Earlier today the Labour party published the final report of the Lyons review into the future of housing, an ambitious plan to build 200,000 new homes a year by 2020. Labour needs to get real: while some will be council homes most of them will be built by the private sector or housing associations. They won’t get built without discussion, negotiation – and compromise – between councils and the developers who will build them. We need more robust dialogue between developers and politicians – at minuted meetings and without hospitality of course – not less.
I’ve never been to MIPIM in Cannes, and I’m not going to MIPIM UK this week – in fact I can think of a hundred things I’d rather do. But if I was still a frontline politician and I thought a face-to-face meeting with a developer there might help get my borough a better deal, I’d take a deep breath, cross Unite’s picket line and go inside.
Quick reply and I may add some more later. I agree with much here but there are quite a few good estates across Greenwich that have been badly neglected for many years by the council so they became run down. I’m thinking of places like Abbey Wood estate. Public areas neglected dating back to the ’90s by Greenwich so it has a very run down feel. Little effort or investment was made under a Labour or Tory government, nor when council finances were good or bad. Even now there’s sufficient funds coming into Greenwich borough to improve places like that to how they were – areas where locals could be proud of and pleasant places to be. There’s many more across the borough in places like Eltham, Plumstead etc. And I say this as someone who grew up on an estate.

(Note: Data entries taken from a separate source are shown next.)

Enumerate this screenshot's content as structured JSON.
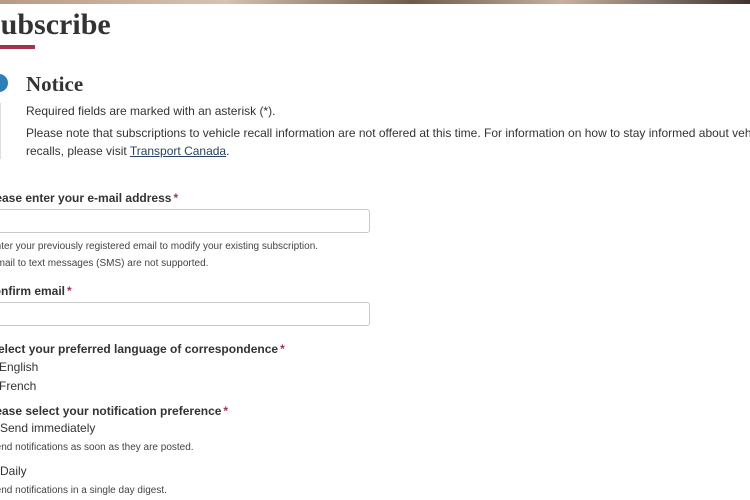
{
  "page": {
    "title": "Subscribe"
  },
  "notice": {
    "title": "Notice",
    "required_text": "Required fields are marked with an asterisk (*).",
    "recall_text_line1": "Please note that subscriptions to vehicle recall information are not offered at this time. For information on how to stay informed about vehicle",
    "recall_text_line2_prefix": "recalls, please visit ",
    "recall_link": "Transport Canada",
    "recall_text_line2_suffix": "."
  },
  "form": {
    "required_marker": "*",
    "email": {
      "label": "Please enter your e-mail address",
      "value": "",
      "help_1": "Enter your previously registered email to modify your existing subscription.",
      "help_2": "Email to text messages (SMS) are not supported."
    },
    "confirm_email": {
      "label": "Confirm email",
      "value": ""
    },
    "language": {
      "label": "Select your preferred language of correspondence",
      "options": [
        "English",
        "French"
      ]
    },
    "notification": {
      "label": "Please select your notification preference",
      "options": [
        {
          "label": "Send immediately",
          "help": "Send notifications as soon as they are posted."
        },
        {
          "label": "Daily",
          "help": "Send notifications in a single day digest."
        }
      ]
    }
  }
}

Secondly, 200k homes by 2020 is an incredibly unambitious target. It’s only ambitious if one looks at recent levels of building which are as low as in the 1870s. Levels from the ’90s under Major and then Labour up until 2010 were pitiful, at a time of a quickly growing population and economic prosperity. The coalition have just continued the failed policies and done even worse. If looking at the period from post war to the 1990s 200k a year is very low, though the ’80s saw steep drops from 300k a year as councils were pretty much banned from building and the private sector never increased to fill the gap.

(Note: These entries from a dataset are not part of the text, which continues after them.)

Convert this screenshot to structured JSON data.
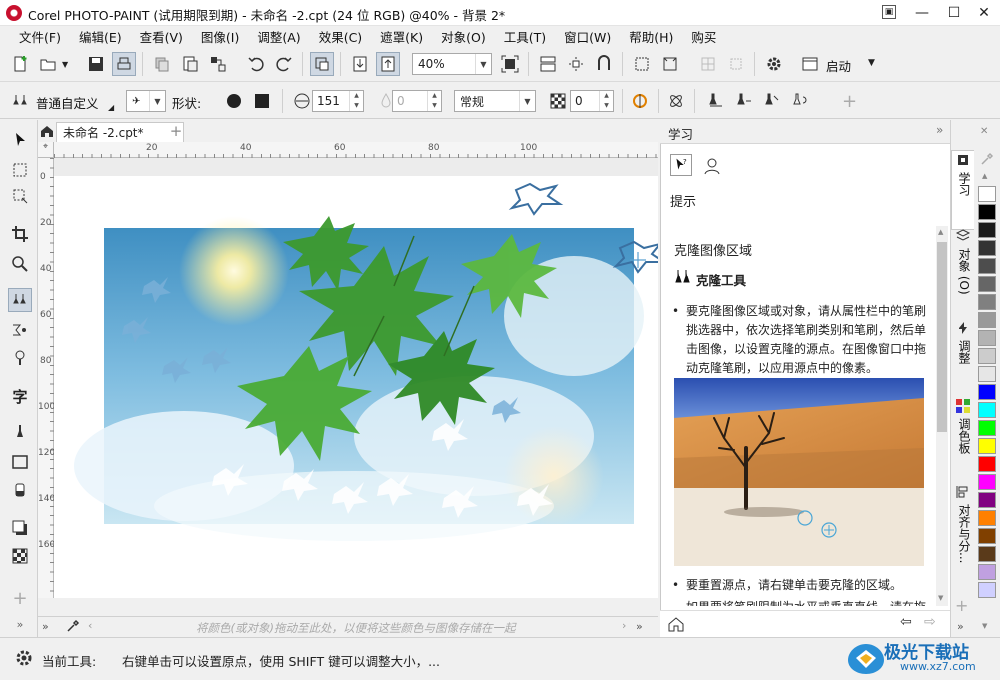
{
  "window": {
    "title": "Corel PHOTO-PAINT (试用期限到期) - 未命名 -2.cpt (24 位 RGB) @40% - 背景 2*",
    "minimize": "—",
    "maximize": "☐",
    "close": "✕"
  },
  "menu": [
    "文件(F)",
    "编辑(E)",
    "查看(V)",
    "图像(I)",
    "调整(A)",
    "效果(C)",
    "遮罩(K)",
    "对象(O)",
    "工具(T)",
    "窗口(W)",
    "帮助(H)",
    "购买"
  ],
  "toolbar": {
    "zoom_value": "40%",
    "launch_label": "启动"
  },
  "propbar": {
    "brush_name": "普通自定义",
    "shape_label": "形状:",
    "size_value": "151",
    "transparency_value": "0",
    "blend_mode": "常规",
    "feather_value": "0"
  },
  "document": {
    "tab_label": "未命名 -2.cpt*",
    "ruler_h_ticks": [
      "20",
      "40",
      "60",
      "80",
      "100"
    ],
    "ruler_v_ticks": [
      "0",
      "20",
      "40",
      "60",
      "80",
      "100",
      "120",
      "140",
      "160"
    ]
  },
  "colorwell": {
    "hint": "将颜色(或对象)拖动至此处，以便将这些颜色与图像存储在一起"
  },
  "docker": {
    "title": "学习",
    "tips_label": "提示",
    "heading": "克隆图像区域",
    "tool_name": "克隆工具",
    "paragraph1": "要克隆图像区域或对象，请从属性栏中的笔刷挑选器中，依次选择笔刷类别和笔刷，然后单击图像，以设置克隆的源点。在图像窗口中拖动克隆笔刷，以应用源点中的像素。",
    "paragraph2": "要重置源点，请右键单击要克隆的区域。",
    "paragraph3": "如果要将笔刷限制为水平或垂直直线，请在拖"
  },
  "right_tabs": [
    "学习",
    "对象 (O)",
    "调整",
    "调色板",
    "对齐与分..."
  ],
  "palette_colors": [
    "#ffffff",
    "#000000",
    "#1a1a1a",
    "#333333",
    "#4d4d4d",
    "#666666",
    "#808080",
    "#999999",
    "#b3b3b3",
    "#cccccc",
    "#e6e6e6",
    "#0000ff",
    "#00ffff",
    "#00ff00",
    "#ffff00",
    "#ff0000",
    "#ff00ff",
    "#800080",
    "#ff8000",
    "#804000",
    "#5a3a1a",
    "#c0a0e0",
    "#d0d0ff"
  ],
  "status": {
    "prefix": "当前工具:",
    "message": "右键单击可以设置原点，使用 SHIFT 键可以调整大小，..."
  },
  "watermark": {
    "brand": "极光下载站",
    "url": "www.xz7.com"
  }
}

A bit of claification as reading back it seems enigmatic – when I wrote ‘Little effort or investment was made under a Labour or Tory government’ I meant that the council has not focused on maintaining, let alone improving many areas, whoever was in power at a national level since the ’90s. Even under the Labour government, when funding was more plentiful for local authorities, Greenwich made the choice to not focus on the streets, public area, parks, shopping parades and all the other elements that make up the public realm. OK, some small areas did but generally no. Walk around almost all of Abbey Wood, Plumstead, Woolwich, Charlton (it goes on) and you see massive neglect and bleak environments.

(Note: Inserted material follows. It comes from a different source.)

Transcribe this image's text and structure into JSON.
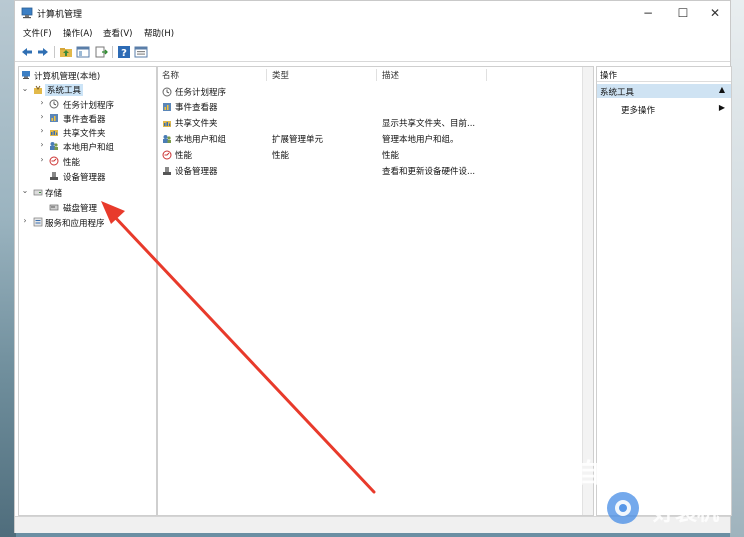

Even after the position of mayor was created in 2000 and certain funding streams opened up, they have not been utilised for the benefit of many run down towns and the communities that live in them, or businesses that operate there. Many good opportunities have been missed but there’s still funding streams to achieve good things, and I hope the council sees good practice elsewhere and realise the borough deserves better.